TRtockville, Maryland, Estados Unidos, año 2099. Todo comenzó por una extraña sensación de melancolía. Nunca antes había notado ese pellizco en la boca del estómago y no entendía el porqué. Carecía de motivos. Podía considerarse un hombre afortunado, mucho, y se afianzó en el convencimiento al observar, a través del ventanal, cómo sus hijos correteaban en el jardín tecnológico. Su compañera y él los habían elegido a la carta: rubios, la piel láctea y anglosajona, la segunda dentición libre de caries. Acababan de mudarse a una de las nuevas urbanizaciones para la casta superior, fortificadas contra eventuales ataques terroristas o de las jaurías de desheredados. Burbujas para blancos, muy ricos, coeficiente intelectual superior.
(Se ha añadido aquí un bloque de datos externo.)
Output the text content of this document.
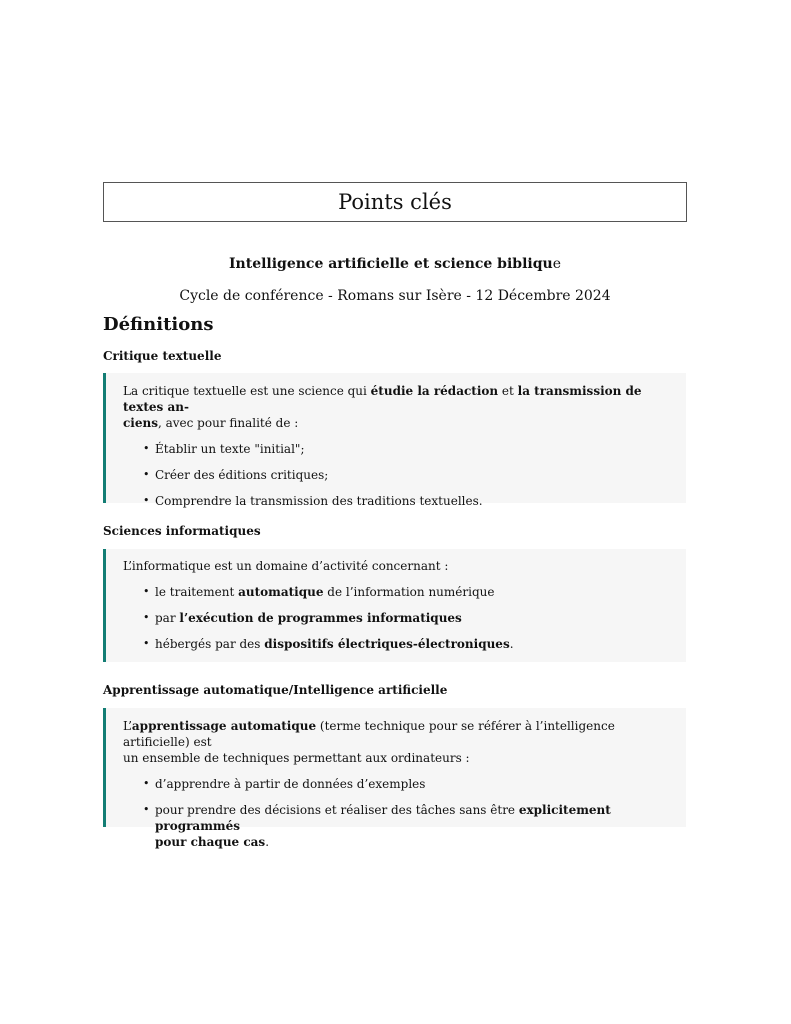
Points clés
Intelligence artificielle et science biblique
Cycle de conférence - Romans sur Isère - 12 Décembre 2024
Définitions
Critique textuelle

La critique textuelle est une science qui étudie la rédaction et la transmission de textes an-
ciens, avec pour finalité de :

• Établir un texte "initial";
• Créer des éditions critiques;
• Comprendre la transmission des traditions textuelles.
Sciences informatiques

L’informatique est un domaine d’activité concernant :

• le traitement automatique de l’information numérique
• par l’exécution de programmes informatiques
• hébergés par des dispositifs électriques-électroniques.
Apprentissage automatique/Intelligence artificielle

L’apprentissage automatique (terme technique pour se référer à l’intelligence artificielle) est
un ensemble de techniques permettant aux ordinateurs :

• d’apprendre à partir de données d’exemples
• pour prendre des décisions et réaliser des tâches sans être explicitement programmés
pour chaque cas.
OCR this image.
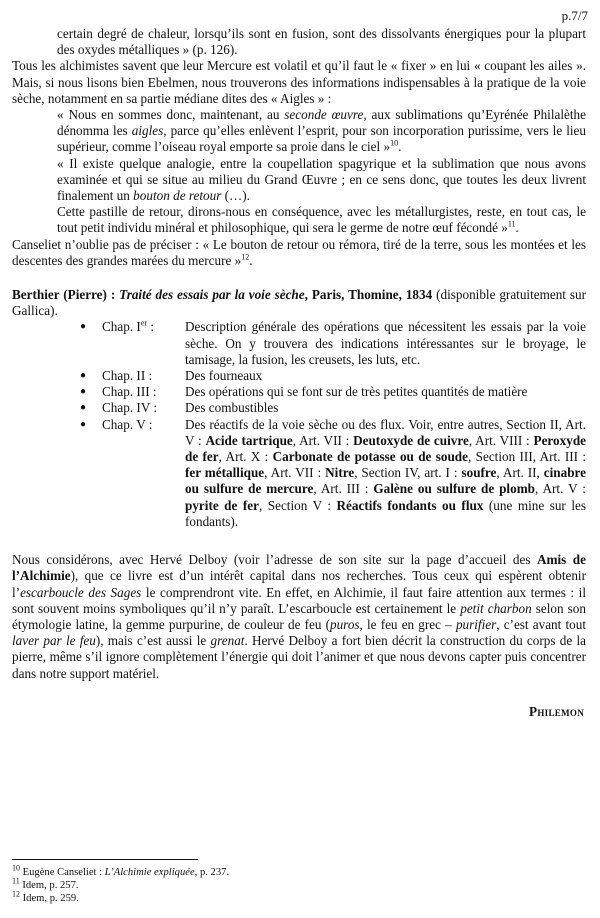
p.7/7

certain degré de chaleur, lorsqu’ils sont en fusion, sont des dissolvants énergiques pour la plupart des oxydes métalliques » (p. 126).

Tous les alchimistes savent que leur Mercure est volatil et qu’il faut le « fixer » en lui « coupant les ailes ». Mais, si nous lisons bien Ebelmen, nous trouverons des informations indispensables à la pratique de la voie sèche, notamment en sa partie médiane dites des « Aigles » :

« Nous en sommes donc, maintenant, au seconde œuvre, aux sublimations qu’Eyrénée Philalèthe dénomma les aigles, parce qu’elles enlèvent l’esprit, pour son incorporation purissime, vers le lieu supérieur, comme l’oiseau royal emporte sa proie dans le ciel »$^{10}$.

« Il existe quelque analogie, entre la coupellation spagyrique et la sublimation que nous avons examinée et qui se situe au milieu du Grand Œuvre ; en ce sens donc, que toutes les deux livrent finalement un bouton de retour (…).

Cette pastille de retour, dirons-nous en conséquence, avec les métallurgistes, reste, en tout cas, le tout petit individu minéral et philosophique, qui sera le germe de notre œuf fécondé »$^{11}$.

Canseliet n’oublie pas de préciser : « Le bouton de retour ou rémora, tiré de la terre, sous les montées et les descentes des grandes marées du mercure »$^{12}$.

Berthier (Pierre) : Traité des essais par la voie sèche, Paris, Thomine, 1834 (disponible gratuitement sur Gallica).

● Chap. Ier :	Description générale des opérations que nécessitent les essais par la voie sèche. On y trouvera des indications intéressantes sur le broyage, le tamisage, la fusion, les creusets, les luts, etc.
● Chap. II :	Des fourneaux
● Chap. III :	Des opérations qui se font sur de très petites quantités de matière
● Chap. IV :	Des combustibles
● Chap. V :	Des réactifs de la voie sèche ou des flux. Voir, entre autres, Section II, Art. V : Acide tartrique, Art. VII : Deutoxyde de cuivre, Art. VIII : Peroxyde de fer, Art. X : Carbonate de potasse ou de soude, Section III, Art. III : fer métallique, Art. VII : Nitre, Section IV, art. I : soufre, Art. II, cinabre ou sulfure de mercure, Art. III : Galène ou sulfure de plomb, Art. V : pyrite de fer, Section V : Réactifs fondants ou flux (une mine sur les fondants).

Nous considérons, avec Hervé Delboy (voir l’adresse de son site sur la page d’accueil des Amis de l’Alchimie), que ce livre est d’un intérêt capital dans nos recherches. Tous ceux qui espèrent obtenir l’escarboucle des Sages le comprendront vite. En effet, en Alchimie, il faut faire attention aux termes : il sont souvent moins symboliques qu’il n’y paraît. L’escarboucle est certainement le petit charbon selon son étymologie latine, la gemme purpurine, de couleur de feu (puros, le feu en grec – purifier, c’est avant tout laver par le feu), mais c’est aussi le grenat. Hervé Delboy a fort bien décrit la construction du corps de la pierre, même s’il ignore complètement l’énergie qui doit l’animer et que nous devons capter puis concentrer dans notre support matériel.

Philemon

$^{10}$ Eugène Canseliet : L’Alchimie expliquée, p. 237.
$^{11}$ Idem, p. 257.
$^{12}$ Idem, p. 259.
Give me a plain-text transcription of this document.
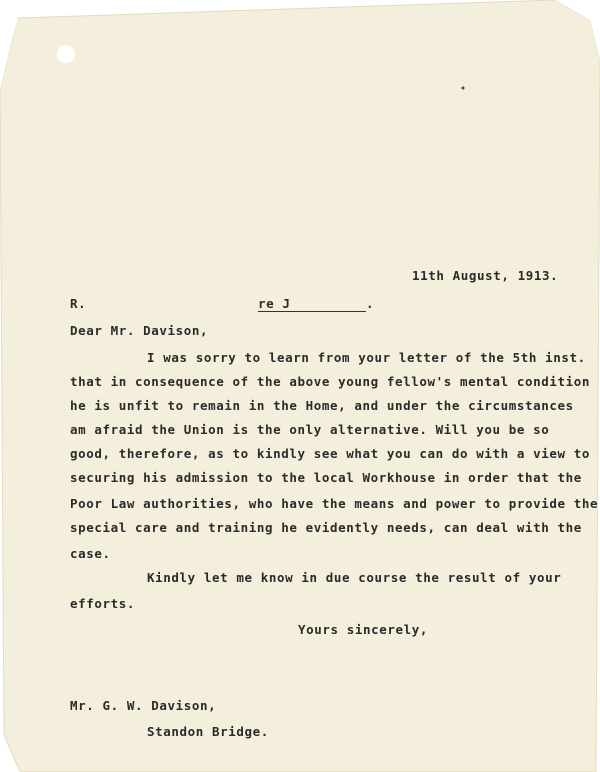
11th August, 1913.
R.	re J	.
Dear Mr. Davison,
I was sorry to learn from your letter of the 5th inst.
that in consequence of the above young fellow's mental condition
he is unfit to remain in the Home, and under the circumstances
am afraid the Union is the only alternative. Will you be so
good, therefore, as to kindly see what you can do with a view to
securing his admission to the local Workhouse in order that the
Poor Law authorities, who have the means and power to provide the
special care and training he evidently needs, can deal with the
case.
Kindly let me know in due course the result of your
efforts.
Yours sincerely,
Mr. G. W. Davison,
Standon Bridge.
Aún no conocía a los vecinos --al complejo se accedía a través de un enjambre de túneles subterráneos--, pero estaba seguro de que ellos también habían sometido a sus familias a la costosísima intervención. Desde los experimentos pioneros de Craig Venter , que ya parecían prehistoria, la humanidad había logrado culminar un sueño: la modificación en laboratorio del genoma blindaba los cuerpos contra el cáncer, el alzhéimer, las cardiopatías, las dolencias del sistema nervioso, la depresión y cualquier signo externo de envejecimiento. Y si algo sucedía --la vida está llena de imponderables--, él y los suyos se encontraban en el rincón del planeta con las mejores clínicas de pago. Todo debía transcurrir, pues, por una senda plácida, previsible, recta, calculada. Y, aun así, persistía el peso en las tripas. Ya no sabía decirse si se trataba de una sensación física o de un malestar moral.

Aquella noche no tuvo apetito a la hora de la cena hipervitamínica y decidió acostarse pronto. Y fue justo en el momento en que se tumbaba en la cámara de oxígeno para descansar cuando obtuvo la respuesta en un fogonazo de lucidez: el espanto no era, como habían temido sus antepasados, que los robots llegasen a humanizarse. No, la pesadilla era que los hombres se convirtiesen en máquinas.